MediaPipe KNIFT is a template-based feature matching solution using KNIFT (Keypoint Neural Invariant Feature Transform).
|Fig 1. Matching a real Stop Sign with a Stop Sign template using KNIFT.|
In many computer vision applications, a crucial building block is to establish reliable correspondences between different views of an object or scene, forming the foundation for approaches like template matching, image retrieval and structure from motion. Correspondences are usually computed by extracting distinctive view-invariant features such as SIFT or ORB from images. The ability to reliably establish such correspondences enables applications like image stitching to create panoramas or template matching for object recognition in videos.
KNIFT is a general purpose local feature descriptor similar to SIFT or ORB. Likewise, KNIFT is also a compact vector representation of local image patches that is invariant to uniform scaling, orientation, and illumination changes. However unlike SIFT or ORB, which were engineered with heuristics, KNIFT is an embedding learned directly from a large number of corresponding local patches extracted from nearby video frames. This data driven approach implicitly encodes complex, real-world spatial transformations and lighting changes in the embedding. As a result, the KNIFT feature descriptor appears to be more robust, not only to affine distortions, but to some degree of perspective distortions as well.
For more information, please see MediaPipe KNIFT: Template-based feature matching in Google Developers Blog.
|Fig 2. Matching US dollar bills using KNIFT.|
In MediaPipe, we’ve already provided an index file pre-computed from the 3 template images (of US dollar bills) shown below.

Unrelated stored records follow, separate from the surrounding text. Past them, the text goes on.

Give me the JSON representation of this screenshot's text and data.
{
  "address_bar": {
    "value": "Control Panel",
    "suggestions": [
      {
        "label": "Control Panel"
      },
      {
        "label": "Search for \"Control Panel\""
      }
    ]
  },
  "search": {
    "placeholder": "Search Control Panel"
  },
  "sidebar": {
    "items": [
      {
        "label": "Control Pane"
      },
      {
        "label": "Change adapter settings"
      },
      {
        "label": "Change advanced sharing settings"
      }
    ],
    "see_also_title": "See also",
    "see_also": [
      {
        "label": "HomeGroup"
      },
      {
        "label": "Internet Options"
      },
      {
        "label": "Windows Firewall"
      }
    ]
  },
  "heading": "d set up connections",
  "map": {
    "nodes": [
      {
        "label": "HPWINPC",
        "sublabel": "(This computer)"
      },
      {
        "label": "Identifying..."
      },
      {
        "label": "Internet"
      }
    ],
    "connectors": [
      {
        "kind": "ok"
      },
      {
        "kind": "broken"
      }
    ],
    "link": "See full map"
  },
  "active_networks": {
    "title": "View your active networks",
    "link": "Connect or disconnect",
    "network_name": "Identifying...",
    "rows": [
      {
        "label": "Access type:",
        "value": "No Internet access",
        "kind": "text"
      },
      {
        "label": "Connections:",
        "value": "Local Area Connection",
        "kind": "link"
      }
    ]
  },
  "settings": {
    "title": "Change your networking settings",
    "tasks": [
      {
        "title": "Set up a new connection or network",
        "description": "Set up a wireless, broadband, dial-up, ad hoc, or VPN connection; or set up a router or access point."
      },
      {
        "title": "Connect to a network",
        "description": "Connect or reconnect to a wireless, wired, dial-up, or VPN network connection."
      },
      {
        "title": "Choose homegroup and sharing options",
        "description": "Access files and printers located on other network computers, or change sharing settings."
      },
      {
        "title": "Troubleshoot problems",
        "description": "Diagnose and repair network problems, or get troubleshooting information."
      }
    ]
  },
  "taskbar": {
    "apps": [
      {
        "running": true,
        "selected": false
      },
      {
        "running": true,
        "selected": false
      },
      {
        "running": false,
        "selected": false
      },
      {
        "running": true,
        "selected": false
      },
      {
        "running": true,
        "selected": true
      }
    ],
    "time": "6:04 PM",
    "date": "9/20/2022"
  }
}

If you’d like to use your own template images, see Matching Your Own Template Images.
Please first see general instructions for Android on how to build MediaPipe examples.
- Android target: (or download prebuilt ARM64 APK)
Note: MediaPipe uses OpenCV 3 by default. However, because of issues between NDK 17+ and OpenCV 3 when using knnMatch, for this example app please use the following commands to temporarily switch to OpenCV 4, and switch back to OpenCV 3 afterwards.
# Switch to OpenCV 4 sed -i -e 's:3.4.3/opencv-3.4.3:4.0.1/opencv-4.0.1:g' WORKSPACE sed -i -e 's:libopencv_java3:libopencv_java4:g' third_party/opencv_android.BUILD # Build and install app bazel build -c opt --config=android_arm64 mediapipe/examples/android/src/java/com/google/mediapipe/apps/templatematchingcpu adb install -r bazel-bin/mediapipe/examples/android/src/java/com/google/mediapipe/apps/templatematchingcpu/templatematchingcpu.apk # Switch back to OpenCV 3 sed -i -e 's:4.0.1/opencv-4.0.1:3.4.3/opencv-3.4.3:g' WORKSPACE sed -i -e 's:libopencv_java4:libopencv_java3:g' third_party/opencv_android.BUILD
Step 1: Put all template images in a single directory.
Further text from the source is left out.